Village in Uttar Pradesh, India

Khera Langar is a village in Tundla block of Firozabad district, Uttar Pradesh. As of 2011, it has a population of 1,593, in 231 households.

== Demographics ==
As of 2011, Khera Langar had a population of 1,593, in 231 households. This population was 54.7% male (871) and 45.3% female (722). The 0-6 age group numbered 270 (146 male and 124 female), making up 16.9% of the total population. 928 residents were members of Scheduled Castes, or 58.25% of the total.

The 1981 census recorded Khera Langar as having a population of 797 people (441 male and 356 female), in 144 households and 140 physical houses. It was then counted as part of Kotla block.

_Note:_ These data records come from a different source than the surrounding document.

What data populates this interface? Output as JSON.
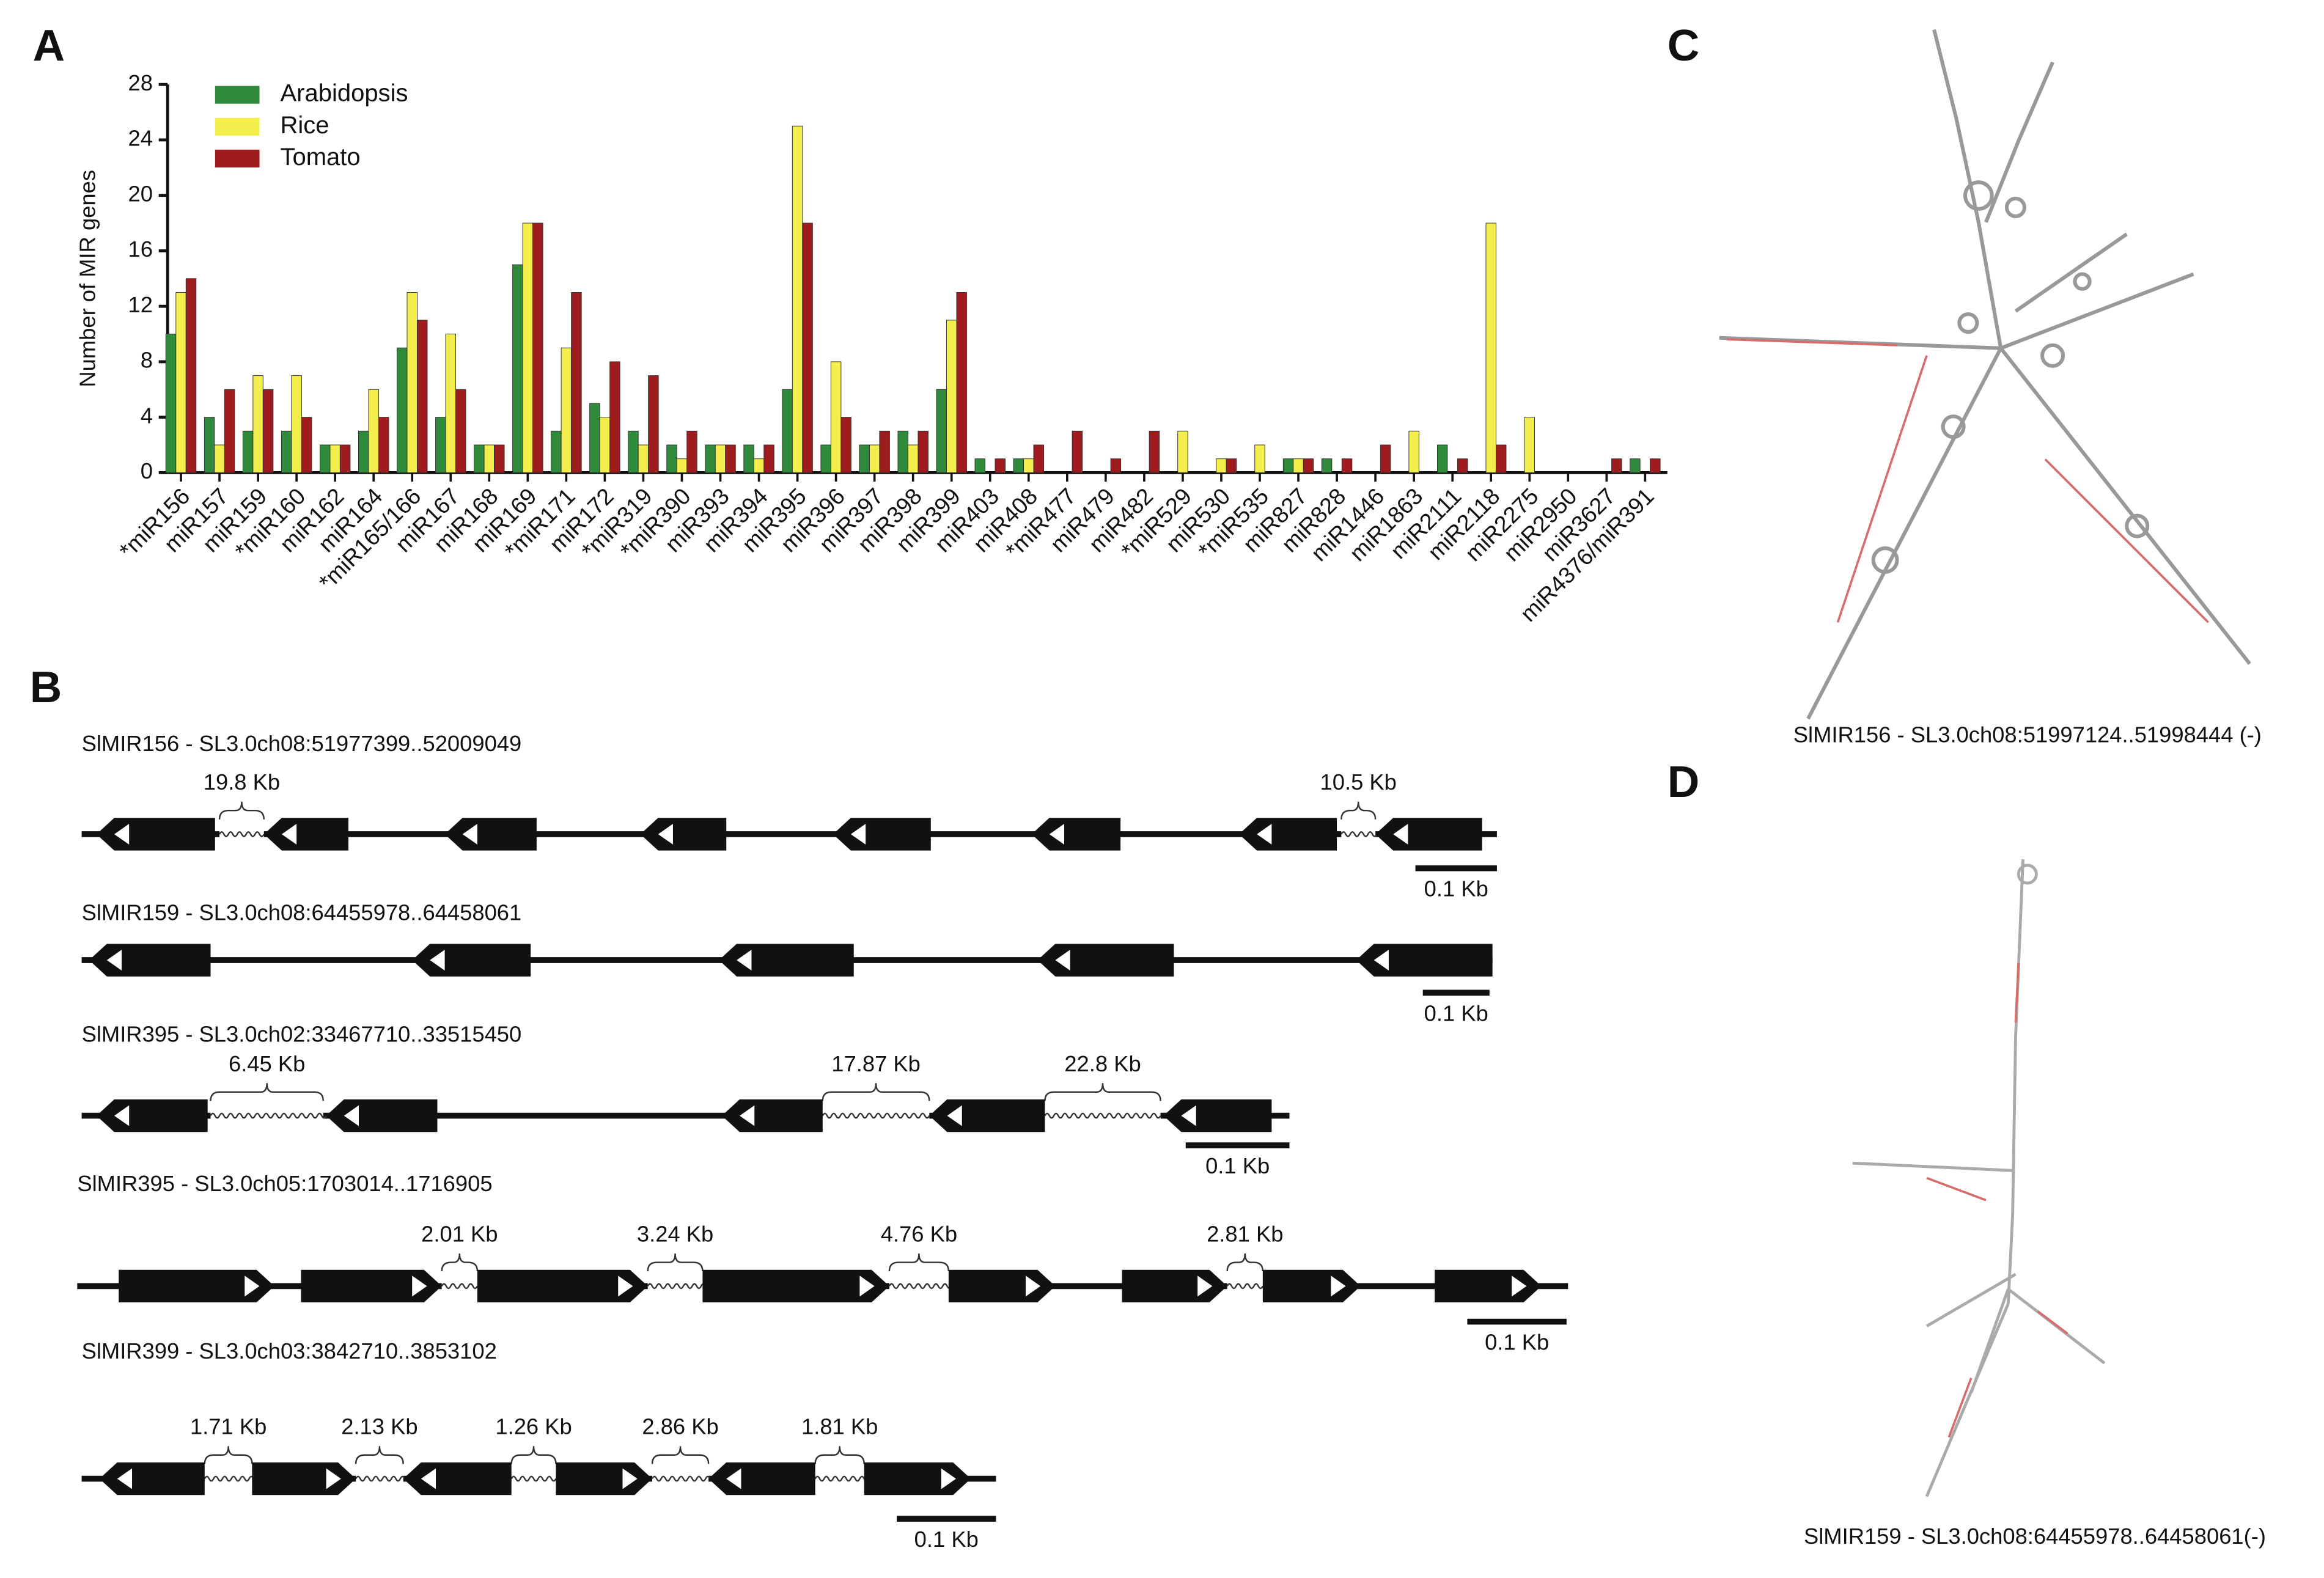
{
  "panels": [
    "A",
    "B",
    "C",
    "D"
  ],
  "chart_data": {
    "type": "bar",
    "ylabel": "Number of MIR genes",
    "categories": [
      "*miR156",
      "miR157",
      "miR159",
      "*miR160",
      "miR162",
      "miR164",
      "*miR165/166",
      "miR167",
      "miR168",
      "miR169",
      "*miR171",
      "miR172",
      "*miR319",
      "*miR390",
      "miR393",
      "miR394",
      "miR395",
      "miR396",
      "miR397",
      "miR398",
      "miR399",
      "miR403",
      "miR408",
      "*miR477",
      "miR479",
      "miR482",
      "*miR529",
      "miR530",
      "*miR535",
      "miR827",
      "miR828",
      "miR1446",
      "miR1863",
      "miR2111",
      "miR2118",
      "miR2275",
      "miR2950",
      "miR3627",
      "miR4376/miR391"
    ],
    "series": [
      {
        "name": "Arabidopsis",
        "color": "#2f8a3b",
        "values": [
          10,
          4,
          3,
          3,
          2,
          3,
          9,
          4,
          2,
          15,
          3,
          5,
          3,
          2,
          2,
          2,
          6,
          2,
          2,
          3,
          6,
          1,
          1,
          0,
          0,
          0,
          0,
          0,
          0,
          1,
          1,
          0,
          0,
          2,
          0,
          0,
          0,
          0,
          1
        ]
      },
      {
        "name": "Rice",
        "color": "#f3ee4c",
        "values": [
          13,
          2,
          7,
          7,
          2,
          6,
          13,
          10,
          2,
          18,
          9,
          4,
          2,
          1,
          2,
          1,
          25,
          8,
          2,
          2,
          11,
          0,
          1,
          0,
          0,
          0,
          3,
          1,
          2,
          1,
          0,
          0,
          3,
          0,
          18,
          4,
          0,
          0,
          0
        ]
      },
      {
        "name": "Tomato",
        "color": "#9e1b1e",
        "values": [
          14,
          6,
          6,
          4,
          2,
          4,
          11,
          6,
          2,
          18,
          13,
          8,
          7,
          3,
          2,
          2,
          18,
          4,
          3,
          3,
          13,
          1,
          2,
          3,
          1,
          3,
          0,
          1,
          0,
          1,
          1,
          2,
          0,
          1,
          2,
          0,
          0,
          1,
          1
        ]
      }
    ],
    "ylim": [
      0,
      28
    ],
    "yticks": [
      0,
      4,
      8,
      12,
      16,
      20,
      24,
      28
    ],
    "legend": "top-left"
  },
  "gene_diagrams": [
    {
      "title": "SlMIR156 - SL3.0ch08:51977399..52009049",
      "gaps": [
        "19.8 Kb",
        "10.5 Kb"
      ],
      "scale": "0.1 Kb"
    },
    {
      "title": "SlMIR159 - SL3.0ch08:64455978..64458061",
      "gaps": [],
      "scale": "0.1 Kb"
    },
    {
      "title": "SlMIR395 - SL3.0ch02:33467710..33515450",
      "gaps": [
        "6.45 Kb",
        "17.87 Kb",
        "22.8 Kb"
      ],
      "scale": "0.1 Kb"
    },
    {
      "title": "SlMIR395 - SL3.0ch05:1703014..1716905",
      "gaps": [
        "2.01 Kb",
        "3.24 Kb",
        "4.76 Kb",
        "2.81 Kb"
      ],
      "scale": "0.1 Kb"
    },
    {
      "title": "SlMIR399 - SL3.0ch03:3842710..3853102",
      "gaps": [
        "1.71 Kb",
        "2.13 Kb",
        "1.26 Kb",
        "2.86 Kb",
        "1.81 Kb"
      ],
      "scale": "0.1 Kb"
    }
  ],
  "structures": [
    {
      "caption": "SlMIR156 - SL3.0ch08:51997124..51998444 (-)"
    },
    {
      "caption": "SlMIR159 - SL3.0ch08:64455978..64458061(-)"
    }
  ]
}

The 1961 census recorded Khera Langar (as "Khera Langer") as comprising 2 hamlets, with a total population of 567 people (313 male and 254 female), in 95 households and 69 physical houses. The area of the village was given as 455 acres and it was then counted as part of Kotla block.

== Infrastructure ==
As of 2011, Khera Langar had 1 primary school; it did not have any healthcare facilities. Drinking water was provided by hand pump; there were no public toilets. The village did not have a post office or public library; there was at least some access to electricity for all purposes. Streets were made of both kachcha and pakka materials.